Di Sri Lanka, tantangan ekonomi makro yang terus berlanjut, khususnya beban utang yang tinggi, kebutuhan pembiayaan kembali yang besar, dan penyangga eksternal yang lemah akan berdampak buruk pada pertumbuhan dan pengurangan kemiskinan dalam jangka menengah.
Meskipun kebijakan kenaikan suku bunga dan pengendalian harga yang diberlakukan oleh pemerintah, tekanan inflasi diperkirakan akan tetap kuat di tengah monetisasi parsial dari defisit fiskal, depresiasi mata uang, dan kenaikan harga komoditas global. Kerawanan pangan dapat memburuk dan pengentasan kemiskinan melambat jika harga pangan tetap tinggi dan kelangkaan terus berlanjut.
Saat negara-negara membangun kembali, mereka memiliki kesempatan untuk memikirkan kembali model pembangunan jangka panjang mereka. Dengan munculnya teknologi digital baru, Asia Selatan memiliki peluang untuk beralih dari model pertumbuhan yang dipimpin oleh manufaktur tradisional dan memanfaatkan potensi sektor jasanya.
Dalam jangka menengah hingga panjang, teknologi digital dapat menjadi mesin penting untuk pertumbuhan pekerjaan di Sri Lanka. Namun, terlepas dari kepemilikan ponsel dalam skala besar di Sri Lanka, revolusi digital akan gagal memenuhi harapan tanpa perluasan jaringan berkecepatan tinggi dan data yang dapat diakses di seluruh pulau.

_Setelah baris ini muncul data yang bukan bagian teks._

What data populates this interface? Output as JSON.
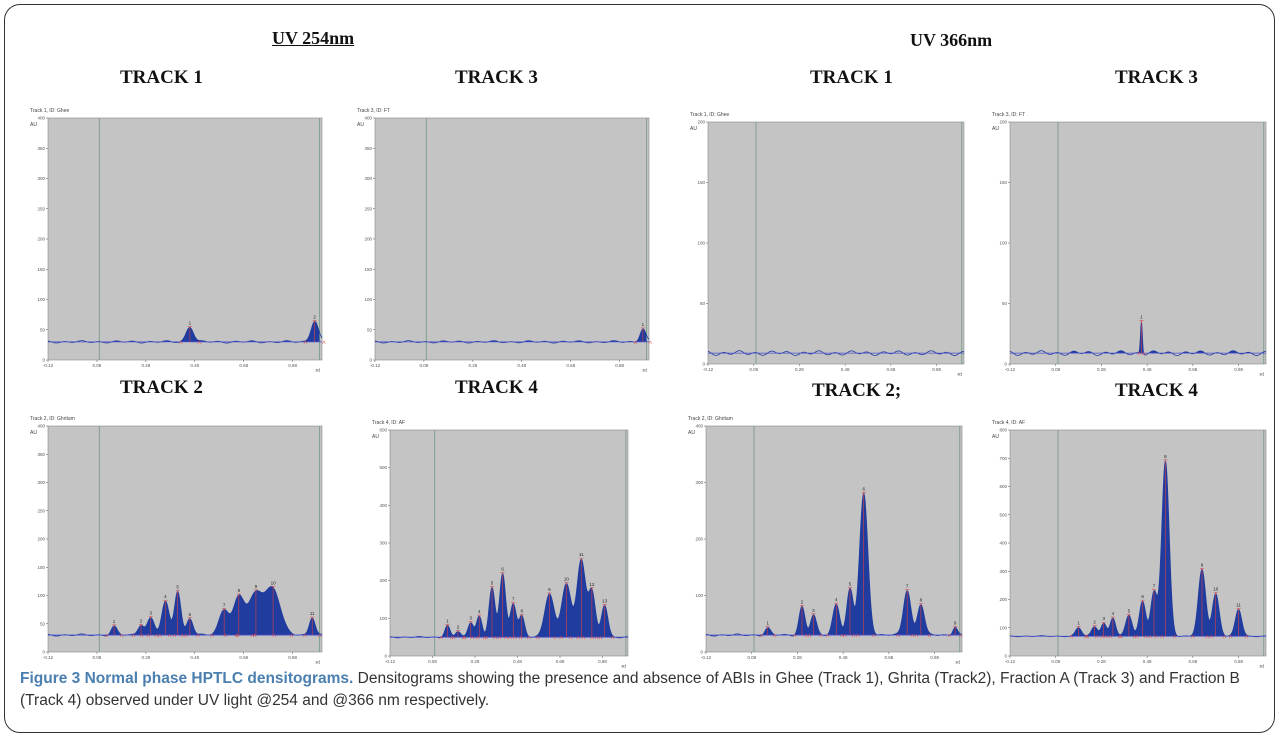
{
  "headers": {
    "uv254": "UV 254nm",
    "uv366": "UV 366nm"
  },
  "caption": {
    "label": "Figure 3 Normal phase HPTLC densitograms.",
    "text": "Densitograms showing the presence and absence of ABIs in Ghee (Track 1), Ghrita (Track2), Fraction A (Track 3) and Fraction B (Track 4) observed under UV light @254 and @366 nm respectively."
  },
  "colors": {
    "plot_bg": "#c4c4c4",
    "fill": "#1f3c9e",
    "baseline": "#4a4fd0",
    "marker": "#e04040",
    "frontline": "#7fa08c"
  },
  "chart_data": [
    {
      "type": "area",
      "title": "TRACK 1",
      "header_text": "Track 1, ID: Ghee",
      "ylabel": "AU",
      "xlabel": "Rf",
      "xlim": [
        -0.12,
        1.0
      ],
      "ylim": [
        0,
        400
      ],
      "xticks": [
        "-0.12",
        "0.08",
        "0.28",
        "0.48",
        "0.68",
        "0.88"
      ],
      "yticks": [
        "0",
        "50",
        "100",
        "150",
        "200",
        "250",
        "300",
        "350",
        "400"
      ],
      "baseline": 30,
      "frontlines": [
        0.09,
        0.99
      ],
      "peaks": [
        {
          "label": "1",
          "rf": 0.46,
          "h": 25,
          "w": 0.015
        },
        {
          "label": "2",
          "rf": 0.97,
          "h": 35,
          "w": 0.015
        }
      ]
    },
    {
      "type": "area",
      "title": "TRACK 3",
      "header_text": "Track 3, ID: FT",
      "ylabel": "AU",
      "xlabel": "Rf",
      "xlim": [
        -0.12,
        1.0
      ],
      "ylim": [
        0,
        400
      ],
      "xticks": [
        "-0.12",
        "0.08",
        "0.28",
        "0.48",
        "0.68",
        "0.88"
      ],
      "yticks": [
        "0",
        "50",
        "100",
        "150",
        "200",
        "250",
        "300",
        "350",
        "400"
      ],
      "baseline": 30,
      "frontlines": [
        0.09,
        0.99
      ],
      "peaks": [
        {
          "label": "1",
          "rf": 0.975,
          "h": 22,
          "w": 0.012
        }
      ]
    },
    {
      "type": "area",
      "title": "TRACK 1",
      "header_text": "Track 1, ID: Ghee",
      "ylabel": "AU",
      "xlabel": "Rf",
      "xlim": [
        -0.12,
        1.0
      ],
      "ylim": [
        0,
        200
      ],
      "xticks": [
        "-0.12",
        "0.08",
        "0.28",
        "0.48",
        "0.68",
        "0.88"
      ],
      "yticks": [
        "0",
        "50",
        "100",
        "150",
        "200"
      ],
      "baseline": 9,
      "frontlines": [
        0.09,
        0.99
      ],
      "peaks": []
    },
    {
      "type": "area",
      "title": "TRACK 3",
      "header_text": "Track 3, ID: FT",
      "ylabel": "AU",
      "xlabel": "Rf",
      "xlim": [
        -0.12,
        1.0
      ],
      "ylim": [
        0,
        200
      ],
      "xticks": [
        "-0.12",
        "0.08",
        "0.28",
        "0.48",
        "0.68",
        "0.88"
      ],
      "yticks": [
        "0",
        "50",
        "100",
        "150",
        "200"
      ],
      "baseline": 9,
      "frontlines": [
        0.09,
        0.99
      ],
      "peaks": [
        {
          "label": "1",
          "rf": 0.455,
          "h": 27,
          "w": 0.004
        }
      ]
    },
    {
      "type": "area",
      "title": "TRACK 2",
      "header_text": "Track 2, ID: Ghritam",
      "ylabel": "AU",
      "xlabel": "Rf",
      "xlim": [
        -0.12,
        1.0
      ],
      "ylim": [
        0,
        400
      ],
      "xticks": [
        "-0.12",
        "0.08",
        "0.28",
        "0.48",
        "0.68",
        "0.88"
      ],
      "yticks": [
        "0",
        "50",
        "100",
        "150",
        "200",
        "250",
        "300",
        "350",
        "400"
      ],
      "baseline": 30,
      "frontlines": [
        0.09,
        0.99
      ],
      "peaks": [
        {
          "label": "1",
          "rf": 0.15,
          "h": 15,
          "w": 0.012
        },
        {
          "label": "2",
          "rf": 0.26,
          "h": 18,
          "w": 0.012
        },
        {
          "label": "3",
          "rf": 0.3,
          "h": 30,
          "w": 0.015
        },
        {
          "label": "4",
          "rf": 0.36,
          "h": 58,
          "w": 0.015
        },
        {
          "label": "5",
          "rf": 0.41,
          "h": 78,
          "w": 0.013
        },
        {
          "label": "6",
          "rf": 0.46,
          "h": 30,
          "w": 0.013
        },
        {
          "label": "7",
          "rf": 0.6,
          "h": 45,
          "w": 0.02
        },
        {
          "label": "8",
          "rf": 0.66,
          "h": 65,
          "w": 0.022
        },
        {
          "label": "9",
          "rf": 0.73,
          "h": 72,
          "w": 0.03
        },
        {
          "label": "10",
          "rf": 0.8,
          "h": 80,
          "w": 0.03
        },
        {
          "label": "11",
          "rf": 0.96,
          "h": 32,
          "w": 0.012
        }
      ]
    },
    {
      "type": "area",
      "title": "TRACK 4",
      "header_text": "Track 4, ID: AF",
      "ylabel": "AU",
      "xlabel": "Rf",
      "xlim": [
        -0.12,
        1.0
      ],
      "ylim": [
        0,
        600
      ],
      "xticks": [
        "-0.12",
        "0.08",
        "0.28",
        "0.48",
        "0.68",
        "0.88"
      ],
      "yticks": [
        "0",
        "100",
        "200",
        "300",
        "400",
        "500",
        "600"
      ],
      "baseline": 50,
      "frontlines": [
        0.09,
        0.99
      ],
      "peaks": [
        {
          "label": "1",
          "rf": 0.15,
          "h": 30,
          "w": 0.012
        },
        {
          "label": "2",
          "rf": 0.2,
          "h": 15,
          "w": 0.012
        },
        {
          "label": "3",
          "rf": 0.26,
          "h": 40,
          "w": 0.013
        },
        {
          "label": "4",
          "rf": 0.3,
          "h": 55,
          "w": 0.013
        },
        {
          "label": "5",
          "rf": 0.36,
          "h": 130,
          "w": 0.014
        },
        {
          "label": "6",
          "rf": 0.41,
          "h": 170,
          "w": 0.014
        },
        {
          "label": "7",
          "rf": 0.46,
          "h": 90,
          "w": 0.014
        },
        {
          "label": "8",
          "rf": 0.5,
          "h": 55,
          "w": 0.013
        },
        {
          "label": "9",
          "rf": 0.63,
          "h": 115,
          "w": 0.022
        },
        {
          "label": "10",
          "rf": 0.71,
          "h": 140,
          "w": 0.022
        },
        {
          "label": "11",
          "rf": 0.78,
          "h": 205,
          "w": 0.02
        },
        {
          "label": "12",
          "rf": 0.83,
          "h": 120,
          "w": 0.016
        },
        {
          "label": "13",
          "rf": 0.89,
          "h": 85,
          "w": 0.015
        }
      ]
    },
    {
      "type": "area",
      "title": "TRACK 2;",
      "header_text": "Track 2, ID: Ghritam",
      "ylabel": "AU",
      "xlabel": "Rf",
      "xlim": [
        -0.12,
        1.0
      ],
      "ylim": [
        0,
        400
      ],
      "xticks": [
        "-0.12",
        "0.08",
        "0.28",
        "0.48",
        "0.68",
        "0.88"
      ],
      "yticks": [
        "0",
        "100",
        "200",
        "300",
        "400"
      ],
      "baseline": 30,
      "frontlines": [
        0.09,
        0.99
      ],
      "peaks": [
        {
          "label": "1",
          "rf": 0.15,
          "h": 12,
          "w": 0.012
        },
        {
          "label": "2",
          "rf": 0.3,
          "h": 50,
          "w": 0.013
        },
        {
          "label": "3",
          "rf": 0.35,
          "h": 35,
          "w": 0.013
        },
        {
          "label": "4",
          "rf": 0.45,
          "h": 55,
          "w": 0.015
        },
        {
          "label": "5",
          "rf": 0.51,
          "h": 80,
          "w": 0.014
        },
        {
          "label": "6",
          "rf": 0.57,
          "h": 250,
          "w": 0.018
        },
        {
          "label": "7",
          "rf": 0.76,
          "h": 80,
          "w": 0.016
        },
        {
          "label": "8",
          "rf": 0.82,
          "h": 55,
          "w": 0.015
        },
        {
          "label": "9",
          "rf": 0.97,
          "h": 15,
          "w": 0.01
        }
      ]
    },
    {
      "type": "area",
      "title": "TRACK 4",
      "header_text": "Track 4, ID: AF",
      "ylabel": "AU",
      "xlabel": "Rf",
      "xlim": [
        -0.12,
        1.0
      ],
      "ylim": [
        0,
        800
      ],
      "xticks": [
        "-0.12",
        "0.08",
        "0.28",
        "0.48",
        "0.68",
        "0.88"
      ],
      "yticks": [
        "0",
        "100",
        "200",
        "300",
        "400",
        "500",
        "600",
        "700",
        "800"
      ],
      "baseline": 70,
      "frontlines": [
        0.09,
        0.99
      ],
      "peaks": [
        {
          "label": "1",
          "rf": 0.18,
          "h": 30,
          "w": 0.013
        },
        {
          "label": "2",
          "rf": 0.25,
          "h": 35,
          "w": 0.013
        },
        {
          "label": "3",
          "rf": 0.29,
          "h": 45,
          "w": 0.012
        },
        {
          "label": "4",
          "rf": 0.33,
          "h": 65,
          "w": 0.012
        },
        {
          "label": "5",
          "rf": 0.4,
          "h": 75,
          "w": 0.014
        },
        {
          "label": "6",
          "rf": 0.46,
          "h": 125,
          "w": 0.014
        },
        {
          "label": "7",
          "rf": 0.51,
          "h": 155,
          "w": 0.014
        },
        {
          "label": "8",
          "rf": 0.56,
          "h": 620,
          "w": 0.016
        },
        {
          "label": "9",
          "rf": 0.72,
          "h": 235,
          "w": 0.016
        },
        {
          "label": "10",
          "rf": 0.78,
          "h": 150,
          "w": 0.015
        },
        {
          "label": "11",
          "rf": 0.88,
          "h": 95,
          "w": 0.014
        }
      ]
    }
  ]
}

Sri Lanka dapat memberikan peluang baru untuk mobilitas ekonomi melalui kebijakan yang memperluas atau menguniversalkan akses ke infrastruktur digital, dan investasi dalam literasi digital merupakan prasyarat untuk manfaat bersama secara luas dari peluang baru ini.
“Negara-negara di Asia Selatan memiliki keunggulan komparatif yang kuat dalam mengekspor jasa, khususnya proses bisnis dan pariwisata, sedangkan mereka telah berjuang untuk menembus pasar ekspor manufaktur,” kata Hans Timmer, Kepala Ekonom Bank Dunia untuk Wilayah Asia Selatan. “Untuk mewujudkan potensi pengembangan berbasis layanan, daerah perlu memikirkan kembali regulasi dan membentuk institusi baru untuk mendukung inovasi dan daya saing.”